La revue des revues. La pensée écologique contemporaine n’est pas une conversation policée : elle est une lutte dont les combattants doivent être capables, tantôt de s’aventurer aux confins de la métaphysique, tantôt de parler à la télévision. Une bataille des idées, bien sûr, mais aussi un siège de l’imaginaire. C’est du moins de cette façon que Terrestres, « la revue des écologies radicales », a été conçue.
Savante et militante, cette revue en ligne est structurée autour d’un collectif de pensée aux contours malléables. On y retrouve, autour de trois journalistes salariés, tout un réseau de chercheurs. N’attendez pas de livraison périodique : les articles paraissent au fil de l’eau. Une « série » intitulée « A69, du goudron et des thunes » est actuellement consacrée à l’autoroute qui devait relier Toulouse et Castres.

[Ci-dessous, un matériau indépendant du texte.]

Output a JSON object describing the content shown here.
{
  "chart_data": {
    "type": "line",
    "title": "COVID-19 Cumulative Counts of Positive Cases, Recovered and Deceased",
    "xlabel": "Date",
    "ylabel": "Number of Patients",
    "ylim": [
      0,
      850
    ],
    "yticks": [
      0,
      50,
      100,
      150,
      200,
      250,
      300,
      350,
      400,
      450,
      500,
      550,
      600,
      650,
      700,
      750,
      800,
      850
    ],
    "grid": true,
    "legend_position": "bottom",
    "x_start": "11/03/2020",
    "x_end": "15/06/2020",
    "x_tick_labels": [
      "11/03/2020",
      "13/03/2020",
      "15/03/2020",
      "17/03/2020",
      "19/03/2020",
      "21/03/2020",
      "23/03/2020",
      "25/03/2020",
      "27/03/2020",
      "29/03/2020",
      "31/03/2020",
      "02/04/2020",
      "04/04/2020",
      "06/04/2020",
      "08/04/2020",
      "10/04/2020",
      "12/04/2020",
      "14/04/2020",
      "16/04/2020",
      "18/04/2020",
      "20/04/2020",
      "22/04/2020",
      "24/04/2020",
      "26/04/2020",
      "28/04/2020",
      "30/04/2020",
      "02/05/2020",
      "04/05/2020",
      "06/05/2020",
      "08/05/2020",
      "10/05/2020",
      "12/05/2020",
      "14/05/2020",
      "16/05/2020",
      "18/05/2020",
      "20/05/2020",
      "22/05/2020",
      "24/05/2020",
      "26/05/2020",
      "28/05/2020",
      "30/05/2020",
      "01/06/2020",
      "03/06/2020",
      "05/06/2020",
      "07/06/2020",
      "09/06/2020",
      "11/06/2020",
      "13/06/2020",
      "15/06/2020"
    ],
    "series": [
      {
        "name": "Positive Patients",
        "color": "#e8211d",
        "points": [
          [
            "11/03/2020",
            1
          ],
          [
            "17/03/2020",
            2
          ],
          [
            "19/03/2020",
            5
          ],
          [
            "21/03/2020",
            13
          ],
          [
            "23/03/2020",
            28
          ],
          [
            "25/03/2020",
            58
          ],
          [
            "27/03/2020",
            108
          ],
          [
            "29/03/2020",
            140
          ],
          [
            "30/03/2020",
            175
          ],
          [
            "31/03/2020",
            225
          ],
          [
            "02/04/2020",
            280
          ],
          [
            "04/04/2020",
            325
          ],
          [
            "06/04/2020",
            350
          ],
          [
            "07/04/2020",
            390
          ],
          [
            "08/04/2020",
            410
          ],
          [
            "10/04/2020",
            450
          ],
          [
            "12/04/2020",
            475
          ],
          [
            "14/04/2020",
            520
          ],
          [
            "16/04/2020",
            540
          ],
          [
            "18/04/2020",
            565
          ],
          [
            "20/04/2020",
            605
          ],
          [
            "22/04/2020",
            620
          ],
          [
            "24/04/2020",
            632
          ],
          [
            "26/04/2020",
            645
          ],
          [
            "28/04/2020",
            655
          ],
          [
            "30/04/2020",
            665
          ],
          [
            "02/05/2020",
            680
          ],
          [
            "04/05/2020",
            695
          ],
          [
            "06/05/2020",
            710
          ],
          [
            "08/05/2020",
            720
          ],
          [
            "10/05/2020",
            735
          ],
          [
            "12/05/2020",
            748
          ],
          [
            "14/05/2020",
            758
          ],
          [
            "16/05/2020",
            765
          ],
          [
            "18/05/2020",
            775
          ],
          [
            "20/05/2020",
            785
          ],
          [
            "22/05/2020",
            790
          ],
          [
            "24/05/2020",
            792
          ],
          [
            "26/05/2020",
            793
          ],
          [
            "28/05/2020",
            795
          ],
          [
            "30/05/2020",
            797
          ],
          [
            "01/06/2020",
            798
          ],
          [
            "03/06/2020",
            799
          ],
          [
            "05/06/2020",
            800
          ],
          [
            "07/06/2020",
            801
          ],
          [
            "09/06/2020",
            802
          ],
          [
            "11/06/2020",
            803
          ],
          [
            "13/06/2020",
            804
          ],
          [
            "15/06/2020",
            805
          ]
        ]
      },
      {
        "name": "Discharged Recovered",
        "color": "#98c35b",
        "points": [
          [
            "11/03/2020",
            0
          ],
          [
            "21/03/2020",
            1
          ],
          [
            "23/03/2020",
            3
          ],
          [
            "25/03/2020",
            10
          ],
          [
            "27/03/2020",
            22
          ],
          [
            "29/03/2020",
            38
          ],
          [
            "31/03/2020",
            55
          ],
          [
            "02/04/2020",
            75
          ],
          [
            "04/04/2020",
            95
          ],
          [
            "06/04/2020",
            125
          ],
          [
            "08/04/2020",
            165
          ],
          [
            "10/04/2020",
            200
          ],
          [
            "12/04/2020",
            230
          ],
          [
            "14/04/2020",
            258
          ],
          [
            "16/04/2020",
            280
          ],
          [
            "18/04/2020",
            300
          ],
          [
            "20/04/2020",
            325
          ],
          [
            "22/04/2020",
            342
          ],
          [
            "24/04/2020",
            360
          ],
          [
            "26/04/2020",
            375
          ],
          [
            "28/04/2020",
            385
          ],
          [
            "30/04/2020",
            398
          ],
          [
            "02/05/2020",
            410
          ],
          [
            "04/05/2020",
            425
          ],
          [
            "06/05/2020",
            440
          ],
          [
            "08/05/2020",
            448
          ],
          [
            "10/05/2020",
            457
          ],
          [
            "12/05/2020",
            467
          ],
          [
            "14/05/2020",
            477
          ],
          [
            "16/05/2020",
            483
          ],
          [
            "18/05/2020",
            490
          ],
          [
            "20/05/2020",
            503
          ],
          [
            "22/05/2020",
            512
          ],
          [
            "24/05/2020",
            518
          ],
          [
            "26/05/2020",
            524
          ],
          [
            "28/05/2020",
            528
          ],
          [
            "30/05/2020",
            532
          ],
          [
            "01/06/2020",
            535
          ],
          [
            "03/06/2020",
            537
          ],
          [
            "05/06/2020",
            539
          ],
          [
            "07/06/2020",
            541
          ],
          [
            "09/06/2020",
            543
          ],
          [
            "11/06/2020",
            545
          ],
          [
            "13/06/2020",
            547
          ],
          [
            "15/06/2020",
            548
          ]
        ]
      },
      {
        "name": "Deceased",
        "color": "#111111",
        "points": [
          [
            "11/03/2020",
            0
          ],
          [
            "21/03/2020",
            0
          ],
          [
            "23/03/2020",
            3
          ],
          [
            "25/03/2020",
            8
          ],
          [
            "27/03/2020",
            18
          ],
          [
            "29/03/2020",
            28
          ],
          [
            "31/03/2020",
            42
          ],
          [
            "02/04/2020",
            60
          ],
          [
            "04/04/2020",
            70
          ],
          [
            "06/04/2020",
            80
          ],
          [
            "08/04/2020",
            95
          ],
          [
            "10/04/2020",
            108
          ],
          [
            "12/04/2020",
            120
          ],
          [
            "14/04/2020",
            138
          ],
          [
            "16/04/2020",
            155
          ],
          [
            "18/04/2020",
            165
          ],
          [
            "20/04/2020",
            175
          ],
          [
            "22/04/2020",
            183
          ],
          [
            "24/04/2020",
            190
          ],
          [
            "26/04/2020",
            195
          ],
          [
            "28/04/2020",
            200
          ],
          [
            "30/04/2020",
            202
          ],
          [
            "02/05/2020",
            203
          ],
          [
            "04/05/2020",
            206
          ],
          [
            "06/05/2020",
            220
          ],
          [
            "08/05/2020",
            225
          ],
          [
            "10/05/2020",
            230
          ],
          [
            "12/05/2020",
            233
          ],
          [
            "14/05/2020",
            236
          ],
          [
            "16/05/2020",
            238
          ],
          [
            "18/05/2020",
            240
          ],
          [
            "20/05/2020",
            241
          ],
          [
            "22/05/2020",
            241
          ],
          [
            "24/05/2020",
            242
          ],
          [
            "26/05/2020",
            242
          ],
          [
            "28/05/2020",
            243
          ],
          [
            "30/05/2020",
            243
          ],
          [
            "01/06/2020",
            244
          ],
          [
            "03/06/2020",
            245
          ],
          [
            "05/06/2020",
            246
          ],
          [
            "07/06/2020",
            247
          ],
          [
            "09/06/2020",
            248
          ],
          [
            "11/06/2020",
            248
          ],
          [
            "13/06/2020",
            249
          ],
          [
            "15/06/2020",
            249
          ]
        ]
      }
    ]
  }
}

Dans la revue Terrestres, le combat pour les idées apparaît d’abord comme une lutte des images et des corps. Le photographe Alexis Pichot, qui a observé les actions des zadistes perchés dans les arbres pour freiner la progression des travaux, en a tiré des images d’une perturbante beauté : dans son « éloge des écureuil·les », des faisceaux lumineux traversent les gaz lacrymogènes, un pied nu s’enfonce dans la boue, une forme humaine se confond, dans les branchages, avec un buisson de gui.
Une autoroute n’est jamais terminée
Autorisés par les préfets de la Haute-Garonne et du Tarn en mars 2023, les projets d’autoroute A69 et d’élargissement de l’autoroute A680 ont été annulés, le 27 février, par le tribunal administratif de Toulouse. On comprend, en lisant Terrestres, à quel point la mise en récit fait partie de la bataille. L’Etat et le groupe pharmaceutique Pierre Fabre, situé à Castres, racontent ainsi une histoire fondée sur la notion de « désenclavement » : l’autoroute, proclament-ils, favorisera le progrès économique en rapprochant les habitants du Tarn de la capitale toulousaine.
L’économiste Geneviève Azam propose cependant une tout autre lecture de cette notion présentée comme positive : elle y décèle, au contraire, un héritage « modernisateur et colonial ». Comparant le « désenclavement » défendu aujourd’hui par les partisans de l’A69 au « remembrement » initié sous Vichy – tous deux promettant l’idée d’une continuité entre l’exploitation économique et technique –, elle estime que ce processus ouvre « les portes d’une vie globalisée et métropolisée ».